Taking the kid’s seeing the pirates and gorilla as a sign of “maturity” is a false move, as well, and a dangerous one that smacks of the deeply flawed idea that we all just need to grow up and get over this race business. Perhaps Marche is one of these people who doesn’t “see” race. I wouldn’t be surprised; he seems committed to willful obliviousness. What the kid is seeing is the 20th century relics of centuries of colonialism and racism. Pretending he isn’t seeing that is a lie. Pretending you don’t need to address it is also a lie. Marche says that Asterix is too much a part of his own childhood for him to not pass it on to his son (because, of course, your kid’s childhood is really all about you, and your nostalgia).
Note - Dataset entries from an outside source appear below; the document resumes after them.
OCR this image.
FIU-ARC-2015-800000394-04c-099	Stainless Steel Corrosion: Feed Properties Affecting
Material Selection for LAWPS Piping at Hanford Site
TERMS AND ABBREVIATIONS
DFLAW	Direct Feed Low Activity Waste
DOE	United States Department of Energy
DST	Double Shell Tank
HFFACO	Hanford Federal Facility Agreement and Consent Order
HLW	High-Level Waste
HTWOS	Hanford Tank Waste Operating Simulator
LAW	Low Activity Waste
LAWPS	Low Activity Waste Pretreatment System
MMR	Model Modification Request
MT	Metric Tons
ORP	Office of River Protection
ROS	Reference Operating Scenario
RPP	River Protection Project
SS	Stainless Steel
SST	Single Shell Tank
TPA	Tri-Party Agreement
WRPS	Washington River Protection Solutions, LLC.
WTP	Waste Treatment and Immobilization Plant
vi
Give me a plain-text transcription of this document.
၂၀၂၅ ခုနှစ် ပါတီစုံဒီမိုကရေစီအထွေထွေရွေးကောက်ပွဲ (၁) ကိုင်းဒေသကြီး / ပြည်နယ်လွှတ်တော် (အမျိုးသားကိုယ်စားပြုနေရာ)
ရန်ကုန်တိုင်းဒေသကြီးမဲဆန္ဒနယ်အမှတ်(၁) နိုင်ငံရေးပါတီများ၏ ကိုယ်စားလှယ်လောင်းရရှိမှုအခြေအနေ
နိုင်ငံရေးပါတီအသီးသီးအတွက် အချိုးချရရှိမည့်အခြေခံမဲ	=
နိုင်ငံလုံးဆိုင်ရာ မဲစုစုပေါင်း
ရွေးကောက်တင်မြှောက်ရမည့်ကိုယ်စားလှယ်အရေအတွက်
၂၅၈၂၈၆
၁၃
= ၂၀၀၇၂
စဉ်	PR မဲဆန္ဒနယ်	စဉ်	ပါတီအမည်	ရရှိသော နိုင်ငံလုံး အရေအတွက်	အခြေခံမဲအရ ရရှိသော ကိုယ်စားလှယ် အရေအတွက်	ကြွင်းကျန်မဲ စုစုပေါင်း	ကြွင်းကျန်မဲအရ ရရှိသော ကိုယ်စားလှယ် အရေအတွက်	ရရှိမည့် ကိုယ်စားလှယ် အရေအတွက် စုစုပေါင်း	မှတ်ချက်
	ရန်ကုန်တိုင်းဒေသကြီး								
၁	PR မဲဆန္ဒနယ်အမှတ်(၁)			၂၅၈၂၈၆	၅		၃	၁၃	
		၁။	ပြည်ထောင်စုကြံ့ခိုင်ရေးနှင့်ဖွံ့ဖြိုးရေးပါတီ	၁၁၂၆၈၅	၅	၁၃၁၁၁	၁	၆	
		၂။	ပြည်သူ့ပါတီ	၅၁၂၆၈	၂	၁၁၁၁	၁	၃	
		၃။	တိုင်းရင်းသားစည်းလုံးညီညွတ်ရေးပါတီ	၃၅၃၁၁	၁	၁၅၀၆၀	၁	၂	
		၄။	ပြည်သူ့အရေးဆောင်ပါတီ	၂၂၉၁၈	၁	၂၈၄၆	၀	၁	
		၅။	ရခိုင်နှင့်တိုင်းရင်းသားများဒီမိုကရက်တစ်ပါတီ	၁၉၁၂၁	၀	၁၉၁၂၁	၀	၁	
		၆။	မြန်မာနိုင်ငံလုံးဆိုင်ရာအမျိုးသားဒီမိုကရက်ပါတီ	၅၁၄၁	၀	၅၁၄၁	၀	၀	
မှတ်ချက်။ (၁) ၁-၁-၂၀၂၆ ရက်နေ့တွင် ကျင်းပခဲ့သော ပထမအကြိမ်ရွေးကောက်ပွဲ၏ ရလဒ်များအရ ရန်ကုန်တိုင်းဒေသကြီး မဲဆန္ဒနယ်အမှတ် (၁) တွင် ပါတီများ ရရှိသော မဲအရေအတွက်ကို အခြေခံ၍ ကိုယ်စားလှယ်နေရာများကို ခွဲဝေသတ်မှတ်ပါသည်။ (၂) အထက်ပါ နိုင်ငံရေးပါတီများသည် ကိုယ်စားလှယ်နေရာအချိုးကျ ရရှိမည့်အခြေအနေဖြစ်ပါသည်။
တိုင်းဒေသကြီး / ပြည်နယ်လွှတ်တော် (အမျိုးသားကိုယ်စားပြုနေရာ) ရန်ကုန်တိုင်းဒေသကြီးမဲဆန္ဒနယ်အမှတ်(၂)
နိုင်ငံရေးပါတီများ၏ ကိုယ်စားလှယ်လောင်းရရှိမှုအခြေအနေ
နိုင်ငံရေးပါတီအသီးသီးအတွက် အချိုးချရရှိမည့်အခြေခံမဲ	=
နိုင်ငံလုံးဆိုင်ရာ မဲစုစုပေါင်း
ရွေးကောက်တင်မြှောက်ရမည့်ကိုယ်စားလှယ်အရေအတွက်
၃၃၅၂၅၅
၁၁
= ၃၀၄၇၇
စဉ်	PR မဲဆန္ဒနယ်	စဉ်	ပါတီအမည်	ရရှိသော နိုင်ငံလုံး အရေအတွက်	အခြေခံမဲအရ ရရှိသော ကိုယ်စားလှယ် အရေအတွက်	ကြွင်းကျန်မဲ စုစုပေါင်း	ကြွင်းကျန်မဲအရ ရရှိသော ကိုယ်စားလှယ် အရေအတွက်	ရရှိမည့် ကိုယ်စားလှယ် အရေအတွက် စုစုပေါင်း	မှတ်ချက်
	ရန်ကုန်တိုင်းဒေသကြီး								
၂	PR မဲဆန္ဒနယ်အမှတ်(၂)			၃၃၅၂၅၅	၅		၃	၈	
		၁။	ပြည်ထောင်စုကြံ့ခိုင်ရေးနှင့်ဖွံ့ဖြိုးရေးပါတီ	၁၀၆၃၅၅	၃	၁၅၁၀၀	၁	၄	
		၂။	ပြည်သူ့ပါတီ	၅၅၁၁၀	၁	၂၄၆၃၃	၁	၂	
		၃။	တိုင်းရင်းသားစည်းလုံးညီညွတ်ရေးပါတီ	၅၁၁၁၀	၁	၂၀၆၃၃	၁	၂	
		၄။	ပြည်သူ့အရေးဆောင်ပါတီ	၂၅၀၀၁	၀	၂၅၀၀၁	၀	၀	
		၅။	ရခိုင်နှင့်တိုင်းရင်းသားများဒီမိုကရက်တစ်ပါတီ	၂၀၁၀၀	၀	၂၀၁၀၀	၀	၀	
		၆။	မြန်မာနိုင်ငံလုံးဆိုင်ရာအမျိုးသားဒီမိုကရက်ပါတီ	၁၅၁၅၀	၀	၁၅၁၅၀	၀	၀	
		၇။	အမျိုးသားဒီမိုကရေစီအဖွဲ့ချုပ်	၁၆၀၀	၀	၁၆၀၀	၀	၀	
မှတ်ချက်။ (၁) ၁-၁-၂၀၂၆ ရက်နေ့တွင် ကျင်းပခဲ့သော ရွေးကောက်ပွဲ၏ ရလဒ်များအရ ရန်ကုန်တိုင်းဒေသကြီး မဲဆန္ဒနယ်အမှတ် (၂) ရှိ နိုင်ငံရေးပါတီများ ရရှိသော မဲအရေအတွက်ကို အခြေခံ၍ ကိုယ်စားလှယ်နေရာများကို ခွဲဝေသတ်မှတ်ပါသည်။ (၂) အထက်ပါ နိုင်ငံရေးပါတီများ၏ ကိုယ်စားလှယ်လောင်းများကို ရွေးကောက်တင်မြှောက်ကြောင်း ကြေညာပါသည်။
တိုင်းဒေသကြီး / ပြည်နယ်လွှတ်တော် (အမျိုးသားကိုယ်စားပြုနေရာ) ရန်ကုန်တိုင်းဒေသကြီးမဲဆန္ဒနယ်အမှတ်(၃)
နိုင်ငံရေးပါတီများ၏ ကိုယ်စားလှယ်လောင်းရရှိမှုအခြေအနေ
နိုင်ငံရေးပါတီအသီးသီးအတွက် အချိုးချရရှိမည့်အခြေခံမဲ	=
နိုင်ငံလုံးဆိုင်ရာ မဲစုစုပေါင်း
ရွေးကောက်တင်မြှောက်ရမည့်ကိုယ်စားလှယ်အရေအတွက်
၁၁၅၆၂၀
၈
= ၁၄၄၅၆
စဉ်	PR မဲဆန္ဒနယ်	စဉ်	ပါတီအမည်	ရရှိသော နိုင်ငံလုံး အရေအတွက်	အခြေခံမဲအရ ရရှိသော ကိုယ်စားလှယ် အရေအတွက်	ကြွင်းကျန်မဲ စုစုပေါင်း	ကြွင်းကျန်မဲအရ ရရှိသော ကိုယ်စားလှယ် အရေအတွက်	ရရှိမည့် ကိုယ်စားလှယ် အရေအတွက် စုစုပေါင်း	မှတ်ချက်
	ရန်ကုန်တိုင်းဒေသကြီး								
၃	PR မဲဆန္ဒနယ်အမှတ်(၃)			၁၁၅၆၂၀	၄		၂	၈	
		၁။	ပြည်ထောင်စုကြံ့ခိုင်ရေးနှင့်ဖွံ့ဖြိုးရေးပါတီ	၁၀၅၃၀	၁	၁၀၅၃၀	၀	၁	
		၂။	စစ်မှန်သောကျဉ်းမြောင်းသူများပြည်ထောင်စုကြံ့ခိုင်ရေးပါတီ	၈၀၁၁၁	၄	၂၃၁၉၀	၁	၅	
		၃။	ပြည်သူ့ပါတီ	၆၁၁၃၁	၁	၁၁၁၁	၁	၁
He’s also passing on willful oblivion.
One of the mottos of the producers of Mister Rogers’ Neighborhood – modeled after  Margaret McFarland’s saying – is that attitudes are caught, not taught. If you’ve been modeling nonracist behavior and attitudes around your kid, she will catch them. She doesn’t need to know the date of the first slave ship’s arrival in the new world, or a lesson/sermon on racism; she will have already acquired sensitivity and antiracist ideas from you. She’ll continue to acquire those ideas – children aren’t dumb, they just haven’t had as much education and experience as adults – and she will figure out that the gorilla is a black man. If you’ve done your job right – outside of book-reading time – she will be appalled by the realization. And she’ll know – because, if you’ve done your job right, she’ll have a sense of history – that this is one way white people used to think about black people, that it’s wrong, that people are working now to make sure no one treats anyone like that ever again. 
But to pretend you don’t know, to hedge, to lie, to “shield” your child from reality – that perpetuates privilege and ignorance in the worst possible way. No black child gets to be shielded from racism; why should Marche’s white son be any different?